Generally, if you have the ability to pay in full with other assets, the bank will expect you to do so. If you have no ability to pay, they will usually foreclose. If you fall in the middle, and it will be a short sale, they can work with you (if you can find someone to whom you can speak) to make the process as bearable as possible. You can also give permission for your Realtor or your attorney to speak to the bank about your property. In some cases, you may be offered money to move out. In others, the bank may offer to pay the closing expenses and/or the shortfall. Their position may have more to do with the amount they are carrying on their books for your mortgage repayment (in other words, if you are delinquent they may already have written down the value of the loan on their books) and their particular capital situation than with your circumstances. If you cooperate and are reasonable, you may even be able to negotiate to some extent about how your transaction will appear on your credit record. Like many things in life, it's an art and not a science.

Wednesday, April 1, 2009

Good reading

It's interesting that the best articles I've read about the foreclosure crisis have both been in The New Yorker. The first one was a couple of months ago, and was called "The Ponzi State". It was a long article about homes in Florida, and the various reasons that people ended up getting into trouble, or profiting from the trouble of others. This week, there was an article called "Cash for Keys", about a real estate agent in California who specializes in REO (real estate owned) properties being sold by banks. It does a good job of showing why it makes sense for some people to fight foreclosure, and for others to give in and turn the house over to the lender.
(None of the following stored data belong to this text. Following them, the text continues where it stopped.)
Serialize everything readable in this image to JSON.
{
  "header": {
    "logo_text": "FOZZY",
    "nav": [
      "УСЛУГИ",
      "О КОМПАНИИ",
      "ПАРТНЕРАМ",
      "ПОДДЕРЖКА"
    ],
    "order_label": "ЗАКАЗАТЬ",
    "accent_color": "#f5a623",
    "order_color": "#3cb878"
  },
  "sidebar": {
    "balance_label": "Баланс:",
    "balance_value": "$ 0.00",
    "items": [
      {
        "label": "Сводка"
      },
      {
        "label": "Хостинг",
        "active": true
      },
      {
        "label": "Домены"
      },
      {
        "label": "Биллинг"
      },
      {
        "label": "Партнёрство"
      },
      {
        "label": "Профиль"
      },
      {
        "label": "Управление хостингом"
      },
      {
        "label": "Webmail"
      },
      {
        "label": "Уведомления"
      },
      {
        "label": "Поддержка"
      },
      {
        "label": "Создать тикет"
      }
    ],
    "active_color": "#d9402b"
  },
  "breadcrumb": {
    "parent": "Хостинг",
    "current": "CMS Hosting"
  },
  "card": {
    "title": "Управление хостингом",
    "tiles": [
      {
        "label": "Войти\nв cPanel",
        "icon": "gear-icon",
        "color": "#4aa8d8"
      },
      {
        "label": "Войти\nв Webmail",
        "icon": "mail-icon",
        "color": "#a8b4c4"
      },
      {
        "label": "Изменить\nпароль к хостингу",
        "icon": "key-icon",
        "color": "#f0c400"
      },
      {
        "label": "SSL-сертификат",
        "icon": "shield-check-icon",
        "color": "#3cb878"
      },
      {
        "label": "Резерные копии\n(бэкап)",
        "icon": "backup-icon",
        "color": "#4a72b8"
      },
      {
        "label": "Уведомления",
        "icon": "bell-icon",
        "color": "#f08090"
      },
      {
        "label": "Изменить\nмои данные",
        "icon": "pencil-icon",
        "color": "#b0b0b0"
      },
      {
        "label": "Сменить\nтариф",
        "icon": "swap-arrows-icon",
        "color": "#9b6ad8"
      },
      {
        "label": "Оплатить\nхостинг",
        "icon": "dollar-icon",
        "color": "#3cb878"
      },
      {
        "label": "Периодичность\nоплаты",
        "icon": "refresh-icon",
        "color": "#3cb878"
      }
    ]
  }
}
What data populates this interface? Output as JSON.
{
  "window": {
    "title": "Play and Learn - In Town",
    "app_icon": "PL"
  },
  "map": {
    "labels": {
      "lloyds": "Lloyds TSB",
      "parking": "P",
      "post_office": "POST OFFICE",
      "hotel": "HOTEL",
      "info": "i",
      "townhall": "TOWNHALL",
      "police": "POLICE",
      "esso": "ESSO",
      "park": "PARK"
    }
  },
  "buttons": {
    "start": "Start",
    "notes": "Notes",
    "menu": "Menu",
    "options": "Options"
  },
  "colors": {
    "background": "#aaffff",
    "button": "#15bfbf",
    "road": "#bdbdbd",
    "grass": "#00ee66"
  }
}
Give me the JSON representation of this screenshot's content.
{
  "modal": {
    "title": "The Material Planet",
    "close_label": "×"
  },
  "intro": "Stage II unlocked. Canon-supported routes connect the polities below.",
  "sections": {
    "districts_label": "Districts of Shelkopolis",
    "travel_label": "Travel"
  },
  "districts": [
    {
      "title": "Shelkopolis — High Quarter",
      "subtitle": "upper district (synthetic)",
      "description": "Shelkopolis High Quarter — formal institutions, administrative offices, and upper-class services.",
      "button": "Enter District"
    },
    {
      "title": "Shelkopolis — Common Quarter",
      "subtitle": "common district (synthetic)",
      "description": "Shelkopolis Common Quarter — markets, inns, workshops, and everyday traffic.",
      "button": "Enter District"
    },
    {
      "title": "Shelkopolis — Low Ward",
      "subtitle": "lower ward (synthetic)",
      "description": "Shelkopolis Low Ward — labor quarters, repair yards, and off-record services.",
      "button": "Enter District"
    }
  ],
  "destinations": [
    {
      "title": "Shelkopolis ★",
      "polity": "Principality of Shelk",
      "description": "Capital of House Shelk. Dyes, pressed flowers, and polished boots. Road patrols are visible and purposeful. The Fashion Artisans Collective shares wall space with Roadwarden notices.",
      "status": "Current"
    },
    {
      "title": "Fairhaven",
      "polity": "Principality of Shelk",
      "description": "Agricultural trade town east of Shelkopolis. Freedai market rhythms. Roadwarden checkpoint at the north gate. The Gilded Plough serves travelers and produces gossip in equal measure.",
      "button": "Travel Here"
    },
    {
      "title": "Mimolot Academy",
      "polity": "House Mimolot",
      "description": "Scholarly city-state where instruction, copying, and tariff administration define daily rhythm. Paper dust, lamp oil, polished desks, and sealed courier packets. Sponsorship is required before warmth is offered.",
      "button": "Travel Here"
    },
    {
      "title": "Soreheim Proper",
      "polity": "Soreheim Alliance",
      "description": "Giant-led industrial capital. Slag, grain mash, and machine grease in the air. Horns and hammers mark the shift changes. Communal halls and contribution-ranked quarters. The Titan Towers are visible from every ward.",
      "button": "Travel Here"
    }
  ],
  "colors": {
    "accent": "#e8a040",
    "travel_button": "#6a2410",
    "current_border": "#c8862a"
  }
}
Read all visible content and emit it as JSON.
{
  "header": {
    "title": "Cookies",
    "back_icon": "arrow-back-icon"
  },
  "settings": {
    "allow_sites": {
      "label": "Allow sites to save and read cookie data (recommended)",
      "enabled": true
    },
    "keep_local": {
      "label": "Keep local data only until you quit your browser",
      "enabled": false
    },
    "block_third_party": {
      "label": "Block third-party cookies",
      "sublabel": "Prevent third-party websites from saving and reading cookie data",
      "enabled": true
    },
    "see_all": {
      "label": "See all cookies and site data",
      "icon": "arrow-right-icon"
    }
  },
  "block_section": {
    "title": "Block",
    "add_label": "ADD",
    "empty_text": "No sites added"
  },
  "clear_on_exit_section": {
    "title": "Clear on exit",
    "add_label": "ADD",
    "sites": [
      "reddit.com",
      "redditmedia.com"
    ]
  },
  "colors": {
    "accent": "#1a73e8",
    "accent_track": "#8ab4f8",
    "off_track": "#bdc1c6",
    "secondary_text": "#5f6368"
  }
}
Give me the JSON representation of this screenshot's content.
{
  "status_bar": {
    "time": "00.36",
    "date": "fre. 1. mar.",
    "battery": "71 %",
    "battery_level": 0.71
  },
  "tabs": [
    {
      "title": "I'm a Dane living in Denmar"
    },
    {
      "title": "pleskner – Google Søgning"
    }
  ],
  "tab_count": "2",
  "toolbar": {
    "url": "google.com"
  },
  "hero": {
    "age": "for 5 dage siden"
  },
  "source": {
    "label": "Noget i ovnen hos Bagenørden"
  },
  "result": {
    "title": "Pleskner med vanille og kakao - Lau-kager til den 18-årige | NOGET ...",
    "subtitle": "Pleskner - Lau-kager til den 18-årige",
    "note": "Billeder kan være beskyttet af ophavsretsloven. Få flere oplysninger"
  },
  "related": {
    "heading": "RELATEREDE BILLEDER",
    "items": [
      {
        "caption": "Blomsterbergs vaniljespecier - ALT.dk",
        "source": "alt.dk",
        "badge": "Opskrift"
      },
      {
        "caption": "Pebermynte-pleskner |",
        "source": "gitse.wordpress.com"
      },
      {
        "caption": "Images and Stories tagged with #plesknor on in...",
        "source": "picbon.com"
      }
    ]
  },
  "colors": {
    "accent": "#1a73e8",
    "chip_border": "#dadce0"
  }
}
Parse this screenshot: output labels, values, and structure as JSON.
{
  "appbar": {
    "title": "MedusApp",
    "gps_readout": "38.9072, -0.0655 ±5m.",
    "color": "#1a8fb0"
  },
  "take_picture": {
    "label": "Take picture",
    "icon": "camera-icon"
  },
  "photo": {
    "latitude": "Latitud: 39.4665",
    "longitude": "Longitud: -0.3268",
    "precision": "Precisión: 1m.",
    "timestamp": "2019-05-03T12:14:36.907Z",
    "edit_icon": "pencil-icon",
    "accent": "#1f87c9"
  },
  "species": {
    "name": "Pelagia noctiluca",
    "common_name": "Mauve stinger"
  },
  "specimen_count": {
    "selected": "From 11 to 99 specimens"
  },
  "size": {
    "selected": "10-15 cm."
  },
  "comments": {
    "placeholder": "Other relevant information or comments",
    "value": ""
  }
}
One banker was quoted as saying that this particular agent was effective because he priced homes aggressively, thereby getting them to stand out among so many others.

Today I heard from a buyer who illustrated why the aggressive pricing policy works. He's been looking at homes in Clinton, and one just came onto the market recently in the neighborhood where several others have been languishing. It seemed to this buyer to be "a lot of house for the money, and $15,000 less than the three others nearby". He reported that there was a lot of action on this newest listing, with little to none on the more expensive ones. One might suppose that a difference of less than 5% would not deter buyers from looking at some homes and not others, but it does appear that such is the case. Sellers, take heed--you may think that you're leaving room for negotiation, but instead you may be causing buyers to leave, period.